Relentless Attackers Try Over 100,000 Times Before They Breach a System
New report from startup tCell shows XSS attempts a noisy reminder of the overwhelming scale of automated attack techniques.
June 14, 2017
One of the big reasons why security teams struggle to keep up with threats is because the bad guys are relentless with their attack attempts. The security community has long warned enterprises of the scope of cybercriminal efforts to seek out vulnerable targets of opportunity through automated attack tools. But sometimes it is hard to take in the scale of it all without a number to back it up. New research out this week from security start-up tCell did just that.
In a recent study, the firm showed that attackers seeking to breach organizations through cross-site scripting attacks made over 100,000 failed attempts for every successful breach.
The highlight comes from an investigation into attack patterns against 33 actual web applications in production at a dozen firms across a 30-day period.
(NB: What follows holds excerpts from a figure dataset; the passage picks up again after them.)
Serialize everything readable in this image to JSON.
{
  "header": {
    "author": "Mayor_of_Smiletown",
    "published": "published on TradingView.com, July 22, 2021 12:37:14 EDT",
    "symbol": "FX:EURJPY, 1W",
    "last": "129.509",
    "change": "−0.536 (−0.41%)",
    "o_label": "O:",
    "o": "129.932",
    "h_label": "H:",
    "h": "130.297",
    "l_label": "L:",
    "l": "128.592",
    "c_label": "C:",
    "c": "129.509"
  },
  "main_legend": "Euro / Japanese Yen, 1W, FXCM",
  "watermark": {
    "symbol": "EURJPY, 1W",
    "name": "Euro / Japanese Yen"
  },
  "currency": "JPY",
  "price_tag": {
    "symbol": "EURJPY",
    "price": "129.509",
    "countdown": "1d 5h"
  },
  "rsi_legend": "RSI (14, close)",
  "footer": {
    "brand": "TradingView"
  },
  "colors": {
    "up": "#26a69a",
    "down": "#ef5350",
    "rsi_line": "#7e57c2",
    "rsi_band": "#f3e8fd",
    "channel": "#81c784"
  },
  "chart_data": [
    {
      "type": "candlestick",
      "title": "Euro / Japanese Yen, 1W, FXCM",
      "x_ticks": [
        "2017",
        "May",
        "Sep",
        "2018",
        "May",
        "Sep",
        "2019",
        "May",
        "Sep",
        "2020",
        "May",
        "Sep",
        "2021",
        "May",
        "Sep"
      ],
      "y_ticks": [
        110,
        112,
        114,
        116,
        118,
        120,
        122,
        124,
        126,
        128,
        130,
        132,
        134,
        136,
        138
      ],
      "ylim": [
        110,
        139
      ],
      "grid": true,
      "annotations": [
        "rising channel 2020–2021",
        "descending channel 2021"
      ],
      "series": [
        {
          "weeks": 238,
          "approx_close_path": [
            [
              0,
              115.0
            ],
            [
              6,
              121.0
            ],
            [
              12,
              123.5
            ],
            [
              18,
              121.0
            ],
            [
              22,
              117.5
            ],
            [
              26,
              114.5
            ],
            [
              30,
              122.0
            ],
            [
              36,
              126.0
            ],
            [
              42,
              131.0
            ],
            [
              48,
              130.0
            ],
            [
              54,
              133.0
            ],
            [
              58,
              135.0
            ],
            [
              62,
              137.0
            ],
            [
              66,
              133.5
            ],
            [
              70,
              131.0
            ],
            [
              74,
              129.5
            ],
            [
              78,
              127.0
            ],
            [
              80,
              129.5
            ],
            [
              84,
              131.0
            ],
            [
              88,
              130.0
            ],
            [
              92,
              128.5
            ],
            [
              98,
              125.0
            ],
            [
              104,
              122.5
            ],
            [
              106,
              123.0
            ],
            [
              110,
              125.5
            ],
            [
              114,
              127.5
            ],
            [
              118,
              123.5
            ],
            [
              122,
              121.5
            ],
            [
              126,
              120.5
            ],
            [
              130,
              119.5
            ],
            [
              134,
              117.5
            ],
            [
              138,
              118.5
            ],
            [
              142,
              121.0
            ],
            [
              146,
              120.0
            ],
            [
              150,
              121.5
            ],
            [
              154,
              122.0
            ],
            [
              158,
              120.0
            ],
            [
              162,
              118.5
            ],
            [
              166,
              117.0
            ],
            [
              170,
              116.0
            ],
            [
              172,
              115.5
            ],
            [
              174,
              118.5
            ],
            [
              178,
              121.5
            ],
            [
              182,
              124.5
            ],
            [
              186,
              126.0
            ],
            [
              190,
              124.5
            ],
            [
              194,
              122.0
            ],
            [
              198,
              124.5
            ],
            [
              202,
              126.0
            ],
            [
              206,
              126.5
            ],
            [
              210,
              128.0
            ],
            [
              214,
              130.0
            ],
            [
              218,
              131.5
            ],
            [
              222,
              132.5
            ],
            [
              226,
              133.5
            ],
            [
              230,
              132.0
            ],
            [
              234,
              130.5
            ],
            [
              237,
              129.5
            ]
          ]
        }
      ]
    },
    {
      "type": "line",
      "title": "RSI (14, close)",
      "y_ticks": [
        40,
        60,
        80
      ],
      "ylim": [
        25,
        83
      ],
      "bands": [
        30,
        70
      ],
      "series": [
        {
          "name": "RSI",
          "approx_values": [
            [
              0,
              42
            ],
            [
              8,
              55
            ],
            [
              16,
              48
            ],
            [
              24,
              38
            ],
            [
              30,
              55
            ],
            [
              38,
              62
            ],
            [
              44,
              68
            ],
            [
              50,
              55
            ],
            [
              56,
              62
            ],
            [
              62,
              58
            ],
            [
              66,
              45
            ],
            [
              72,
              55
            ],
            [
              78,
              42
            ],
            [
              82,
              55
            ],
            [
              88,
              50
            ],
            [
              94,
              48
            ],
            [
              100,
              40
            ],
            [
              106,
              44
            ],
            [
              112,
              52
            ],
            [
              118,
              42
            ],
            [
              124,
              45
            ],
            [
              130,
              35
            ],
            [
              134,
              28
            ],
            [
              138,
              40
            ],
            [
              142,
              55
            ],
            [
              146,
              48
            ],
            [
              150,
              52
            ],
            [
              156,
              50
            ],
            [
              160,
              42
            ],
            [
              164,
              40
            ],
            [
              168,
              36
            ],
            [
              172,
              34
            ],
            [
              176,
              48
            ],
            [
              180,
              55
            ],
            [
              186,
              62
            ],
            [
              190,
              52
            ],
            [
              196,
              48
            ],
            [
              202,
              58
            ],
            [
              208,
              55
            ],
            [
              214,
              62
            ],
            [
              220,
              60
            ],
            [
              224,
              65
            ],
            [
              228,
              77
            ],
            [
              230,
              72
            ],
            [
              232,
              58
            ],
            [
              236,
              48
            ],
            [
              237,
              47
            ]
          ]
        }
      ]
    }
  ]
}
The findings showed that the bad guys rattled the proverbial doorknob with 494,000 XSS attempts at the server, but just four of them actually landed on the browser and needed a full-blown response.
"If you had asked me when we started out on this what was the ratio I might have guessed 1000-1 and thought I might have been exaggerating. But to see that it ’s actually half a million attack attempts generating just four actual reaches is really interesting," says Michael Feiertag, CEO of tCell. "These apps are under constant attack and you just can’t wake up in the middle of the night whenever that happens. You have to have tools in place to manage those threats, but also those that know when to hit the panic button."
Alert fatigue is a common problem in the security world today. According to a recent study conducted by Enterprise Management Associates (EMA), 79% of security teams are overwhelmed by security alerts. Meanwhile, 64% of alert tickets are ignored every day by security teams.
"(Security) analysts waste over half of their day looking for problems that are either insignificant or not really problems at all," writes David Monahan, senior analyst for EMA. "They fall behind more each day, which is why dwell time for breaches is over six months."
Meanwhile, attackers are breaking into critical accounts with impunity. According to tCell's analysis, in just a 30-day period, five out of 12 organization suffered an account takeover. Among those five, most suffered more than one takeover and one firm suffered 44 account takeovers in that time. In most cases the attacks resulted in compromised user accounts. Many of them came at the hands of credential-stuffing attacks using user ID and password combinations purloined from major breaches elsewhere.
This kind of attack is the lowest-hanging fruit for cybercriminals today. According to the 10th annual Verizon Data Breach Investigation Report, 81% of successful breaches today can be attributed to stolen or weak passwords. Credential stuffing works because even though the average Internet user has something along the lines of 130 accounts according to one estimate by Dashlane, most of them typically use seven or fewer passwords to protect them, according to a study by the firm Gigya.